- Born: Manchester, England
- Occupations: Journalist, author, PR executive.

= Matt Nixson =

British journalist, executive and author

Matt Nixson is a British journalist, PR executive and author.

==Early life==
Born in Manchester, Nixson grew up in Disley, Cheshire, and attended Poynton County High School.

==Education==
He attended the University of Warwick (1992-1995) where he studied English and American Literature and ran the Offbeat music society, as well as creating and DJing at Supersonic, a Student's Union indie disco, for two years.

==Career==
After starting his newspaper career in New Smyrna Beach, Florida, Nixson returned to the UK in 1997 and worked for a number of local, regional and national newspapers including the Hendon & Finchley Times, Brighton Argus, Evening Standard, Mail on Sunday, before joining News International in January 2005.

He worked as Features Editor for The News of the World (Jan 2005 - Dec 2010) before being promoted to Head of Features on The Sun (Jan 2011 - July 2011).

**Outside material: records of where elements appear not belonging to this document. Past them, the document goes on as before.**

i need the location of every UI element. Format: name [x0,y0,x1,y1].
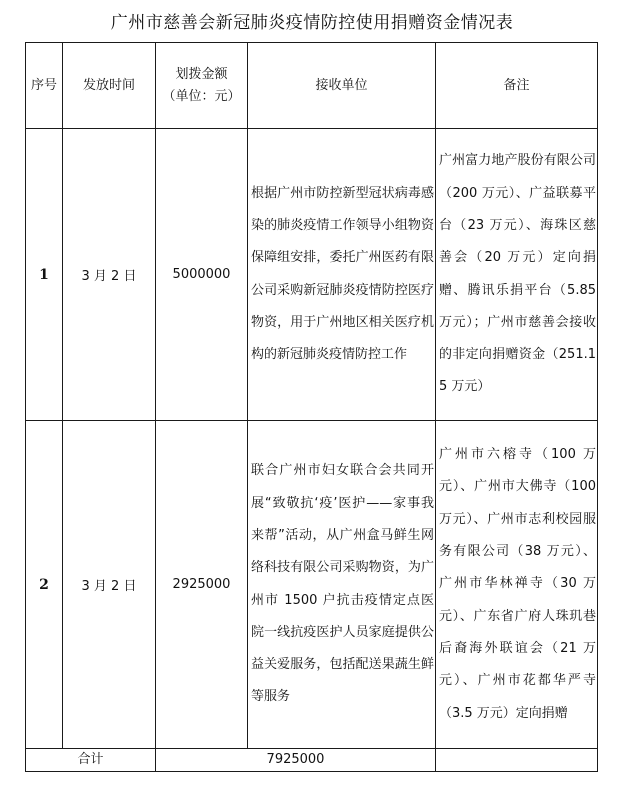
header-recipient: 接收单位 [248,43,436,129]
header-amount-line1: 划拨金额 [175,66,228,82]
header-remarks: 备注 [436,43,598,129]
donation-table [25,42,598,772]
total-remarks [436,749,598,772]
row-remarks: 广州富力地产股份有限公司（200 万元）、广益联募平台（23 万元）、海珠区慈善会（20 万元）定向捐赠、腾讯乐捐平台（5.85 万元）；广州市慈善会接收的非定向捐赠资金（251.15 万元） [436,129,598,421]
page-title: 广州市慈善会新冠肺炎疫情防控使用捐赠资金情况表 [110,13,514,33]
row-amount: 2925000 [156,421,248,749]
row-seq: 1 [26,129,63,421]
header-row [26,43,598,129]
total-amount: 7925000 [156,749,436,772]
header-date: 发放时间 [63,43,156,129]
row-recipient: 根据广州市防控新型冠状病毒感染的肺炎疫情工作领导小组物资保障组安排，委托广州医药有限公司采购新冠肺炎疫情防控医疗物资，用于广州地区相关医疗机构的新冠肺炎疫情防控工作 [248,129,436,421]
table-row [26,421,598,749]
total-row [26,749,598,772]
row-amount: 5000000 [156,129,248,421]
header-seq: 序号 [26,43,63,129]
row-remarks: 广州市六榕寺（100 万元）、广州市大佛寺（100 万元）、广州市志利校园服务有限公司（38 万元）、广州市华林禅寺（30 万元）、广东省广府人珠玑巷后裔海外联谊会（21 万元）、广州市花都华严寺（3.5 万元）定向捐赠 [436,421,598,749]
row-date: 3 月 2 日 [63,129,156,421]
row-seq: 2 [26,421,63,749]
row-recipient: 联合广州市妇女联合会共同开展“致敬抗‘疫’医护——家事我来帮”活动，从广州盒马鲜生网络科技有限公司采购物资，为广州市 1500 户抗击疫情定点医院一线抗疫医护人员家庭提供公益关爱服务，包括配送果蔬生鲜等服务 [248,421,436,749]
header-amount-line2: （单位：元） [162,88,241,104]
header-amount [156,43,248,129]
row-date: 3 月 2 日 [63,421,156,749]
total-label: 合计 [26,749,156,772]
table-row [26,129,598,421]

In 2012 Nixson began working in PR, initially looking after the family of Stockwell shooting victim Thusha Kamleswaran. In June 2012, he joined AOB PR. He returned to Associated Newspapers in January 2013 and has worked in a series of senior roles, most recently as Books Editor for the Mail on Sunday.

==Legal case==
Nixson was dismissed from News International in July 2011 at the height of the phone hacking scandal but was told six weeks later that he was of no interest to police investigating allegations of wrongdoing at the company. Media commentator Roy Greenslade revealed in his blog that, four months after his dismissal, Nixson had still not been given a reason for his sacking. However, Greenslade wrote "I have been given information about the reason for his dismissal. It involves a payment though I cannot disclose the details. However, I do know - as the police decision confirms - that it did not involve illegality". It later emerged Nixson had allegedly sanctioned a payment for a story about jailed Soham killer Ian Huntley.

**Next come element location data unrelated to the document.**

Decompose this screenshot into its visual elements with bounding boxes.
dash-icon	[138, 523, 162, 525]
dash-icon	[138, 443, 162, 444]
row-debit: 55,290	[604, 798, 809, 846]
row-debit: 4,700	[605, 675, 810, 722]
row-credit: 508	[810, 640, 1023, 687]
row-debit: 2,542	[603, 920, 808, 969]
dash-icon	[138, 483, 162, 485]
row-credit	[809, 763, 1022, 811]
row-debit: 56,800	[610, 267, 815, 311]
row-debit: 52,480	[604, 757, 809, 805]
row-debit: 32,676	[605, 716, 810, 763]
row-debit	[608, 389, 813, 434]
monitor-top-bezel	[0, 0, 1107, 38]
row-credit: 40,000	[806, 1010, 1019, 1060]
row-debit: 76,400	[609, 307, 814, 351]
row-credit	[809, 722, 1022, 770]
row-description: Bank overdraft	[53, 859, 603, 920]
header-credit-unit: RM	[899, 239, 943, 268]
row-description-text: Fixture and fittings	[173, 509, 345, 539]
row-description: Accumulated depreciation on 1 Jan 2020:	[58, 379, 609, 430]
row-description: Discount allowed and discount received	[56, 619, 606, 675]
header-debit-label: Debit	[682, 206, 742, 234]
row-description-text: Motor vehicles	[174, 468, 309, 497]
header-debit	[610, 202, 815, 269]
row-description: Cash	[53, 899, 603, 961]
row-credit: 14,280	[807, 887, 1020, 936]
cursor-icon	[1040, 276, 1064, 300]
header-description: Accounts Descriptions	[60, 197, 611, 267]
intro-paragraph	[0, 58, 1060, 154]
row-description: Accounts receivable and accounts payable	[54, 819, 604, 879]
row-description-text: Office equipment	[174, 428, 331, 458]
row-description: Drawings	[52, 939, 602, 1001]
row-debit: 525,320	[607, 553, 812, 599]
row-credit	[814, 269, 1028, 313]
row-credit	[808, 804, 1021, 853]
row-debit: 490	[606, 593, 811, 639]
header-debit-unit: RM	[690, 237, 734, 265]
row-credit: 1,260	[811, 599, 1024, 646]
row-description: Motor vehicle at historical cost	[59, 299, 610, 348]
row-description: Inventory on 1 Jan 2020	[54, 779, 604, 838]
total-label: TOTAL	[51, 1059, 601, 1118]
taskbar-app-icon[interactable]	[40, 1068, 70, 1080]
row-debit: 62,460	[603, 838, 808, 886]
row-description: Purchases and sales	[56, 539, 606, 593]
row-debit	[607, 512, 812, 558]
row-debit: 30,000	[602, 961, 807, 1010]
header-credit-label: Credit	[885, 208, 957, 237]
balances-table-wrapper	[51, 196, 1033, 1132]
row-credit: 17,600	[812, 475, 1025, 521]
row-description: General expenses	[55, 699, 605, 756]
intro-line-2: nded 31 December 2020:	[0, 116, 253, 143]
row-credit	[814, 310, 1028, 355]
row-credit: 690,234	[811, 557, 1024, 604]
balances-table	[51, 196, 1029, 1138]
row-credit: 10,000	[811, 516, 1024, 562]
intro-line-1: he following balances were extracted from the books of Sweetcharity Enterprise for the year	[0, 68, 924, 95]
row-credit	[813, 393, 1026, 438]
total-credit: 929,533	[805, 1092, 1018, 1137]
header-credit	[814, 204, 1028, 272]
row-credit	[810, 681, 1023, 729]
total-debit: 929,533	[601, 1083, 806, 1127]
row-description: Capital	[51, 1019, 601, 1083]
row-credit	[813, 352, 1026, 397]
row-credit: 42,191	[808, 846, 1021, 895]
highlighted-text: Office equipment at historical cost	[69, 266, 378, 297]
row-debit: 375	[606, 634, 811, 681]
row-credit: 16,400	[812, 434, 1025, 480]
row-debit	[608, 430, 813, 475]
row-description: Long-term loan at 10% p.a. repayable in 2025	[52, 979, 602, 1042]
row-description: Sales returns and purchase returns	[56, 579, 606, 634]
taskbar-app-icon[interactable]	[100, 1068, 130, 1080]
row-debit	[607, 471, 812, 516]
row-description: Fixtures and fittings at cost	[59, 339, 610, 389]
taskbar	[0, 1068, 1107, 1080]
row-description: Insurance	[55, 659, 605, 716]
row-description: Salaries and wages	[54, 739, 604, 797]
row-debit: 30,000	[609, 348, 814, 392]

With the support of the NUJ, Nixson subsequently launched legal action against News International for wrongful dismissal, stating that he had never engaged in phone hacking or any other illicit newsgathering activities.

In July 2012, Press Gazette featured Nixson's case in an article entitled "Why has NI put Nixson in suspended animation?". Writing a few days later, Editor Dominic Ponsford revealed the story had "generated the most impassioned response of any story I've worked on at Press Gazette" with "some 150 comments (at the time of writing)". Ponsford wrote that "Journalists from across the industry have put their heads above the parapet with signed comments testifying to Nixson’s professionalism and urging the publisher to either reinstate him or settle the case – thereby allowing him get on with his life and support his family".

The story was subsequently taken up by Martin Bright on his The Spectator blog and Roy Greenslade in The Guardian. The Guardian also reported Nixson was in talks to return to The Sun. On 4 October 2012, Press Gazette reported the case had been settled, with Nixson saying in a statement: "I am particularly grateful to the many journalists, former colleagues and friends in the press, including at News International, who have provided incredible support to me and my family over the last year.” In his Guardian blog, commentator Roy Greenslade wrote: "We cannot know how much Nixson got from News International but I am certain his lawyers performed well on his behalf. The company paid him compensation and his costs, and Press Gazette is suggesting it could have cost the publisher as much as £1m."

==Personal==
Nixson was born in Manchester and brought up in Cheshire.

He is married with one daughter and one son and lives in South London.